Greetings from www.worldworksgames.com
*TerraClips UNVEILED!
*
WorldWorksGames in association with Wyrd Miniatures, LLC are proud to present *TerraClips!*
*TerraClips!* is a tangible 3D, modular terrain system which allows gamers to create expansive, multi-level layouts on-the-fly. Simply punch out the durable, die-cut components, clip them together using our patent pending *TerraClips!* system, and PLAY! *TerraClips!* will be available August 5th at *Wyrd's webstore*, to coincide with its official launch at this years GenCon! Retailers & Distributors can *contact Wyrd direct.* for purchase information. Click the below images for additional *product information.*





TERRACLIPS QUICK FACTS:

* Yes this is a tangible "in-store" product intended for direct distribution. No special skills or tools required other than a desire to play.

* Components are created from 1.5mm thick, die-cut gameboard card with a high quality pre-printed satin finish. Snap-out the items from the frame and get building. No cutting of any kind required. 16 10"X14" component frames are included with each product.

* TerraClips connectors are transparent plastic connectors which anchor all core elements together. You'll receive 1 free clip package with each individual terrain purchase. Connector packs contain 40 T-Clips, 40 L-Clips & 40 I-Clips.
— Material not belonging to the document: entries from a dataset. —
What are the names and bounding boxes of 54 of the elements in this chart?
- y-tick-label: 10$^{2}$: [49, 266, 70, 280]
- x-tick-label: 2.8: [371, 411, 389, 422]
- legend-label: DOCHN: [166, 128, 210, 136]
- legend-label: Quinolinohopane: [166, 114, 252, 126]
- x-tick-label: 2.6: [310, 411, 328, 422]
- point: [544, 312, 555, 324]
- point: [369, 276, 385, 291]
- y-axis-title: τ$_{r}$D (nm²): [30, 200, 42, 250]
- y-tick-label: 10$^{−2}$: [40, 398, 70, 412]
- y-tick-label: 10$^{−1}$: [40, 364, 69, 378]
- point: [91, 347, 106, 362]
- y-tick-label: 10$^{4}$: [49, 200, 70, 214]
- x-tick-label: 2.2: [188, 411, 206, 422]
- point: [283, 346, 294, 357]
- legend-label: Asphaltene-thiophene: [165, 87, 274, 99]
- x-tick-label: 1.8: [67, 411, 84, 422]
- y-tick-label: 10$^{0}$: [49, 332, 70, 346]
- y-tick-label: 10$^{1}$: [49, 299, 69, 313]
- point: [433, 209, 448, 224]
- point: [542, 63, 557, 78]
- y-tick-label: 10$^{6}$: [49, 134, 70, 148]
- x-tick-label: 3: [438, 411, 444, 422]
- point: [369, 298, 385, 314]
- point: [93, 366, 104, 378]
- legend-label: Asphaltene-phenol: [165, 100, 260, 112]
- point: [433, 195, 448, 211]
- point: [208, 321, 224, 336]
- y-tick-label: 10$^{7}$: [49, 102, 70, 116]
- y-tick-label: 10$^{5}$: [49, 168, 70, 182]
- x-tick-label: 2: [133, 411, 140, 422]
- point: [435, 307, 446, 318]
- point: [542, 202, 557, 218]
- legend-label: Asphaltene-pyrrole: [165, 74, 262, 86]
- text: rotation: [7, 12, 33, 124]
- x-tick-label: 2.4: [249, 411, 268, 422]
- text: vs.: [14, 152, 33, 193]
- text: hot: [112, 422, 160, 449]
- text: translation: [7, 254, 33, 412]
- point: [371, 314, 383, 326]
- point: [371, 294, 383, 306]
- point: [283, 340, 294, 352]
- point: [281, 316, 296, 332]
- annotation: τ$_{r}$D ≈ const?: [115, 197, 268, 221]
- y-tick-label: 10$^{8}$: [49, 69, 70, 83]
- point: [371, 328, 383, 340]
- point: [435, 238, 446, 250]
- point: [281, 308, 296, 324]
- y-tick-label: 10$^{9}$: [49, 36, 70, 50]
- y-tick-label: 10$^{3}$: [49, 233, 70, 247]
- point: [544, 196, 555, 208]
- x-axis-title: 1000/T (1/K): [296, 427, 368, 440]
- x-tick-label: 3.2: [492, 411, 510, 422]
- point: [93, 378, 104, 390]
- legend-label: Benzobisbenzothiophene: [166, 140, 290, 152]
* TerraClips will be available for online sale August 5th at Wyrd's webstore: http://wyrd-games.net/shop/ . We will also be selling TerraClips direct and offering demos at this years GenCon. Interested distributors can contact Wyrd directly.


----------



## tu_shan82 (Mar 7, 2008)

Looks interesting, thanks for sharing.


----------



## Red Corsairs (Jun 8, 2008)

Very cool find. Looks like some nice stuff there


----------



## the.alleycat.uk (Jun 11, 2009)

Looks interesting but I can't seem to get up close pics, their website seems a little chaotic for easy navigation.

Edit: Their stuff does look really good though... I can't find price indications either


----------



## GrizBe (May 12, 2010)

$49 a set, and its designed to work with a 32mm scale system... Its Card though, so the details printed on... but thats good if you don't like painting scenery. Doesn't seem too bad, though I would have to see it first hand, or see in use pictures of it...
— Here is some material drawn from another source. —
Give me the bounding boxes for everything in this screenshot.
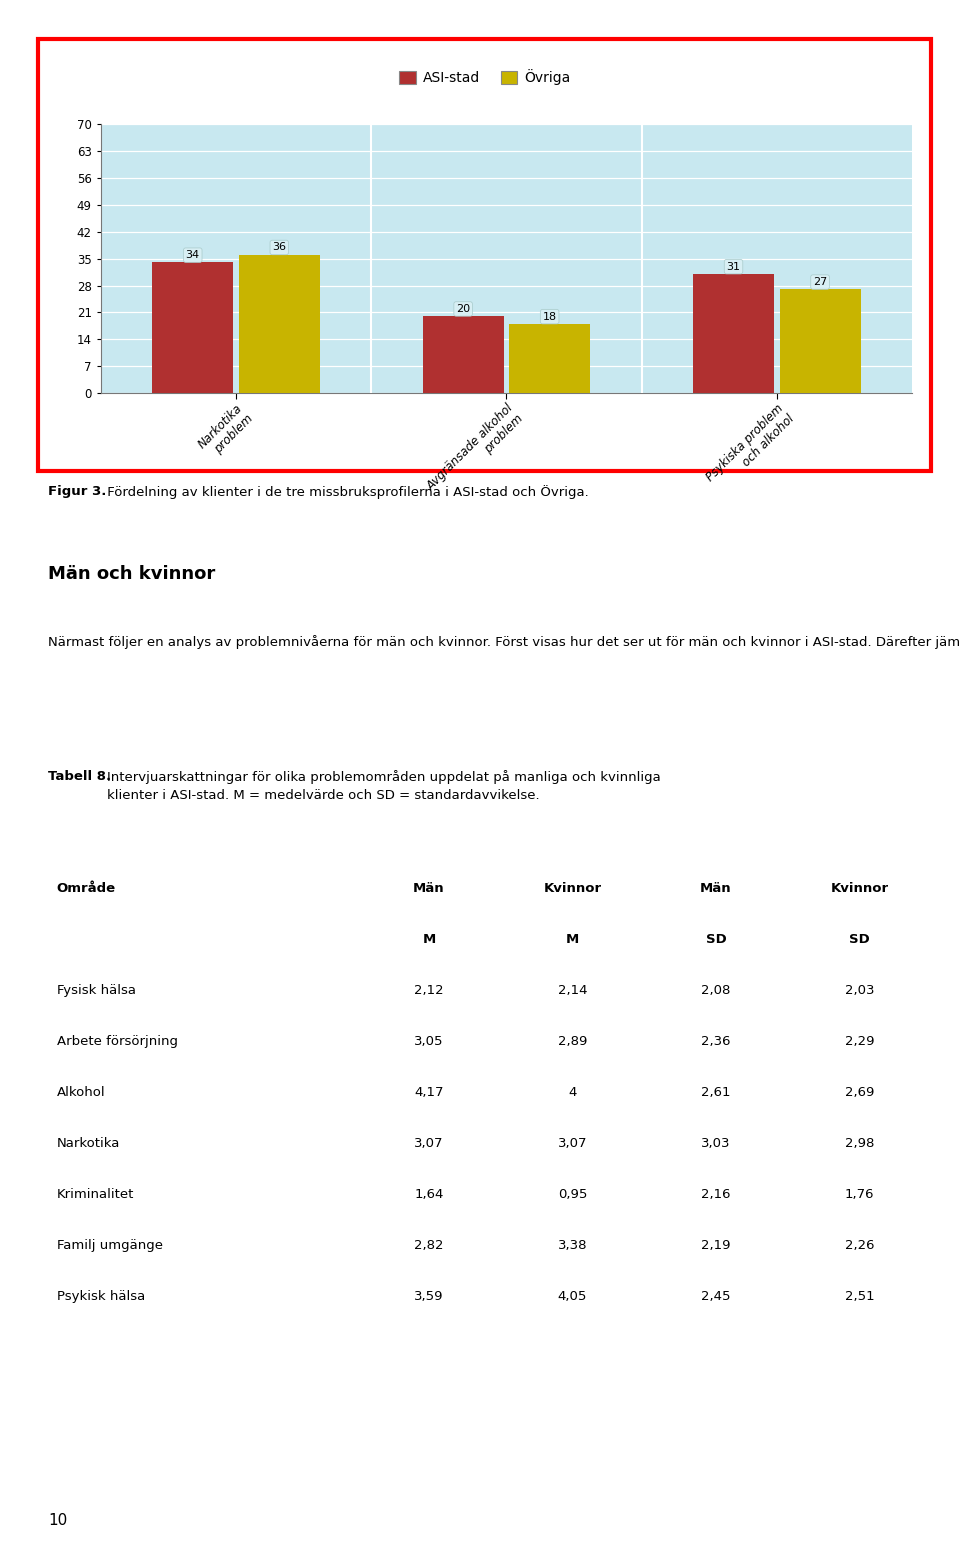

So on that point, is anyone going to Gencon where its previewing? lol


----------



## bitsandkits (Mar 18, 2008)

looks great, my only issue would be warping,but if this stuff is stable then it looks like a good option for those who like modular terrain that does not need painting.


----------



## Rob1981 (Jul 13, 2010)

hmmm, might be worth a look but to be honest printed card isn't goig to stand up to the rigours of gaming for long before wear and tear starts to manifest around the edges


----------



## Munky (Oct 2, 2008)

This stuff looks spot on for games like Mordheim and Necromunda with all the different levels and walls it would make for a great addition to a game, and it flatpacks too sweet.


----------



## EmbraCraig (Jan 19, 2009)

Looks good - I was actually just looking around to see what kinds of pre-built terrain I might be able to pick up with the right feel for Malifaux, so it's good to see that they're bringing something out for it. Price looks good for how much you get too.

Shame pre-printed card doesn't mix too well with more sculpted stuff on the table, but good to get something put together in a hurry 

Do we know yet if Wayland will be stocking along with the other Wyrd stuff?

(to people worried about Wyrd stuff being listed as 32mm then don't - it's pretty much the same size as GWs 28mm, so should work for Mordheim quite nicely )


----------



## The Wraithlord (Jan 1, 2007)

I have to admit that looks quite cool. I could see myself picking some of that up as I hate making terrain.


----------



## Khorne's Fist (Jul 18, 2008)

Some really good looking stuff here. A brilliant resource for anyone playing Mordheim, Necromunda, or Inquisitor 28mm.


----------